East Coast visitors fill the stands at spring training baseball games around the Valley. Tourists from across the globe take a trip back in time at the Grand Canyon’s historic Kolb Studio. Wine lovers travel to southern Arizona for a weekend of tastings and tours.
Arizona’s tourism industry is experiencing record-breaking numbers of visitors and travel spending, helping drive the economy across the state. In a single day, travel spending pumps a whopping $57 million into the economy.
This boon boosts employment. Just over 171,000 industry-related jobs were directly generated through travel spending from 2014, nearly 4 percent more than the previous year. Those jobs combined with indirect employment such as landscapers hired by resorts accounted for about 319,000 jobs in 2014.
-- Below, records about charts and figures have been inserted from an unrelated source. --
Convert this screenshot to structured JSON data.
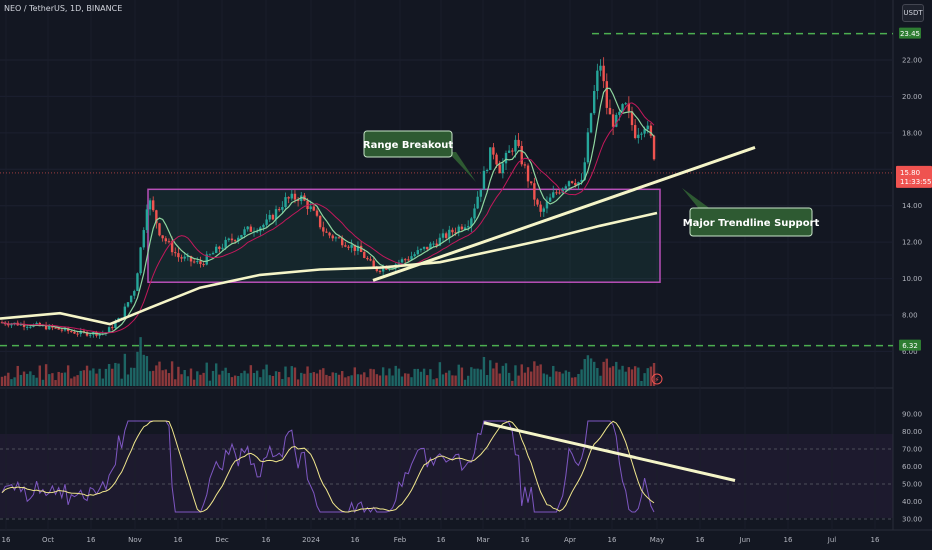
{
  "header": {
    "symbol_line": "NEO / TetherUS, 1D, BINANCE",
    "currency_badge": "USDT"
  },
  "colors": {
    "background": "#131722",
    "up": "#26a69a",
    "down": "#ef5350",
    "ma_fast": "#8fd6a0",
    "ma_mid": "#c2185b",
    "ma_slow": "#f5f5c8",
    "range_border": "#b84fb8",
    "level_line": "#4caf50",
    "annotation_bg": "#2e5a32",
    "rsi_line": "#7e57c2",
    "rsi_ma": "#f0e68c",
    "trendline": "#f5f5c8"
  },
  "chart_data": [
    {
      "type": "candlestick",
      "title": "NEO / TetherUS, 1D, BINANCE",
      "ylim": [
        6.0,
        24.0
      ],
      "y_ticks": [
        6.0,
        8.0,
        10.0,
        12.0,
        14.0,
        16.0,
        18.0,
        20.0,
        22.0
      ],
      "x_tick_labels": [
        "16",
        "Oct",
        "16",
        "Nov",
        "16",
        "Dec",
        "16",
        "2024",
        "16",
        "Feb",
        "16",
        "Mar",
        "16",
        "Apr",
        "16",
        "May",
        "16",
        "Jun",
        "16",
        "Jul",
        "16"
      ],
      "price_labels": {
        "top_level": "23.45",
        "current_price": "15.80",
        "countdown": "11:33:55",
        "bottom_level": "6.32"
      },
      "levels": [
        23.45,
        6.32
      ],
      "range_box": {
        "low": 9.8,
        "high": 14.9
      },
      "annotations": [
        "Range Breakout",
        "Major Trendline Support"
      ],
      "volume_indicator": "⚡"
    },
    {
      "type": "line",
      "title": "",
      "ylim": [
        30.0,
        90.0
      ],
      "y_ticks": [
        30.0,
        40.0,
        50.0,
        60.0,
        70.0,
        80.0,
        90.0
      ],
      "bands": [
        70,
        50,
        30
      ]
    }
  ]
}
These tourism-related jobs, in turn, generate $5.9 billion in earnings—earnings that flow through the economy in ways big and small.
“This industry is responsible for creating a positive cycle of economic growth and job creation, which is why it’s vital to continuously promote Arizona as a vibrant travel destination,” says Debbie Johnson, director of the Arizona Office of Tourism (AOT). “We’re proud that tourism generates jobs, earnings and taxes thus making us one of Arizona’s strongest economic drivers.”
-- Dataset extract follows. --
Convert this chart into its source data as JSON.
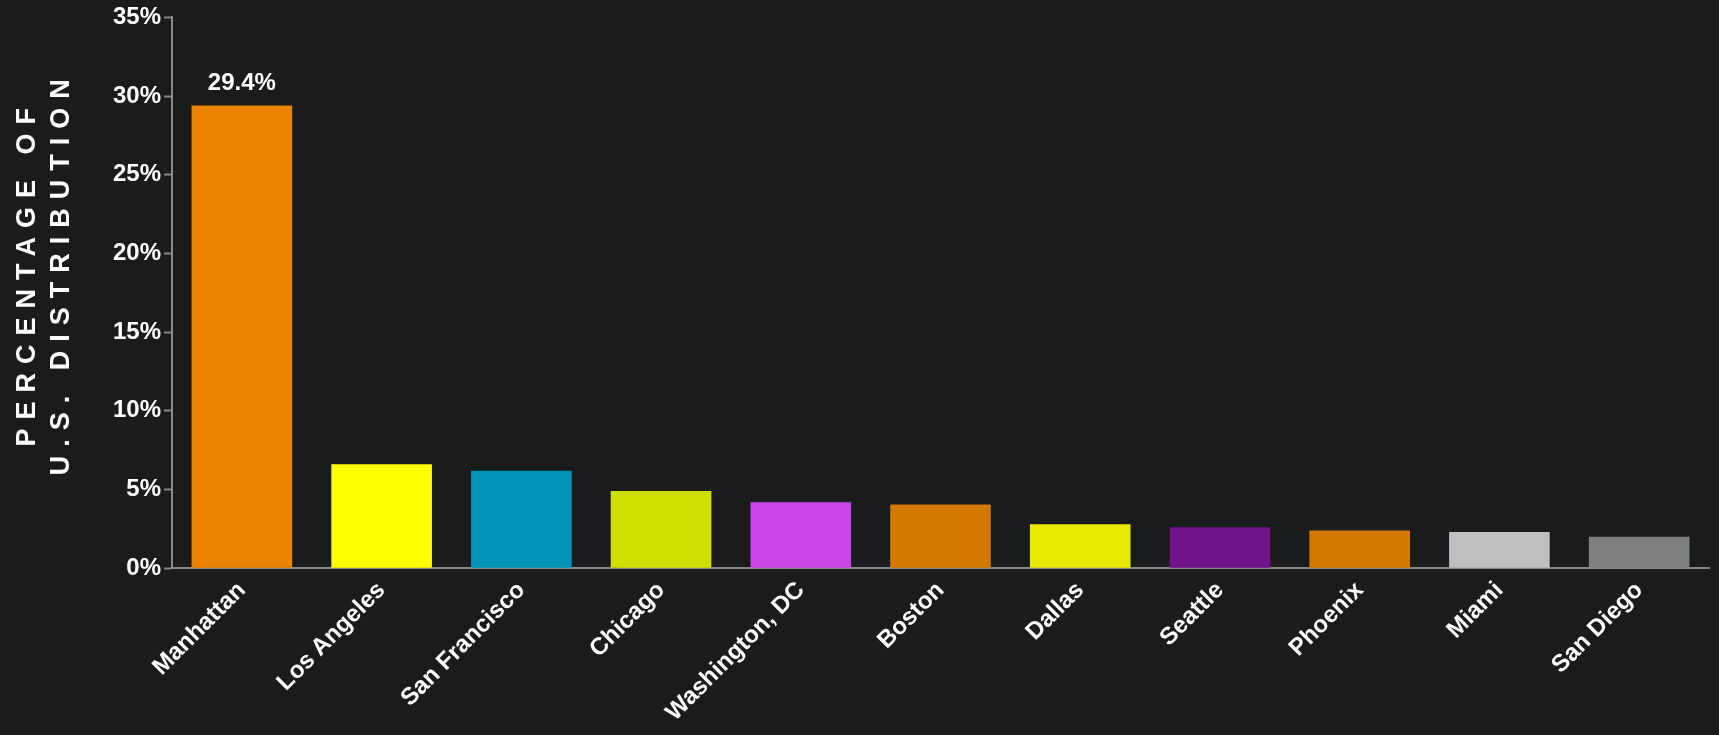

Last year, nearly 41 million domestic and international travelers logged overnight visits here and accounted for $21 billion in travel-related spending. They explored everything from the Sonoran Desert to resort spas.
Consider the 111-year-old Kolb Studio, built perilously on the side of the Grand Canyon and operated by two photographer brothers, Emery and Ellsworth Kolb. A recent $450,000 restoration by the nonprofit Grand Canyon Association (GCA) reinvigorated the historic site, a magnet for Canyon visitors from around the world.
“Arizona is an amazing destination. It offers something for everyone year round,” says the GCA’s Miriam Robbins. “There are about 5 million visitors to the Grand Canyon each year. That’s a staggering number, especially since the state population is 7 million. The impact of the Grand Canyon on the entire tourism industry can’t be overlooked.”
The rebounding economy is helping drive the record-breaking tourism numbers. But there are other factors at play, too.
AOT officials continue to reach for international travelers in Mexico and Canada, and target visitors in key cities like Chicago and Seattle. Marketing campaigns include everything from traditional Internet advertising to a touring Grand Canyon-themed RV.
Arizona’s role as as event host to top sporting events like the Super Bowl raises the state’s profile before, during and after events. Intensive efforts by tourism officials to engage the media also help promote destinations, events and experiences only available in Arizona.
“Arizona is an exciting and diverse destination with travel experiences you can’t find anywhere else,” says Johnson. “Working with the travel media helps us bring Arizona’s unique travel stories to a global audience so they select our state as a vacation destination and our economy can continue to benefit from visitor spending.”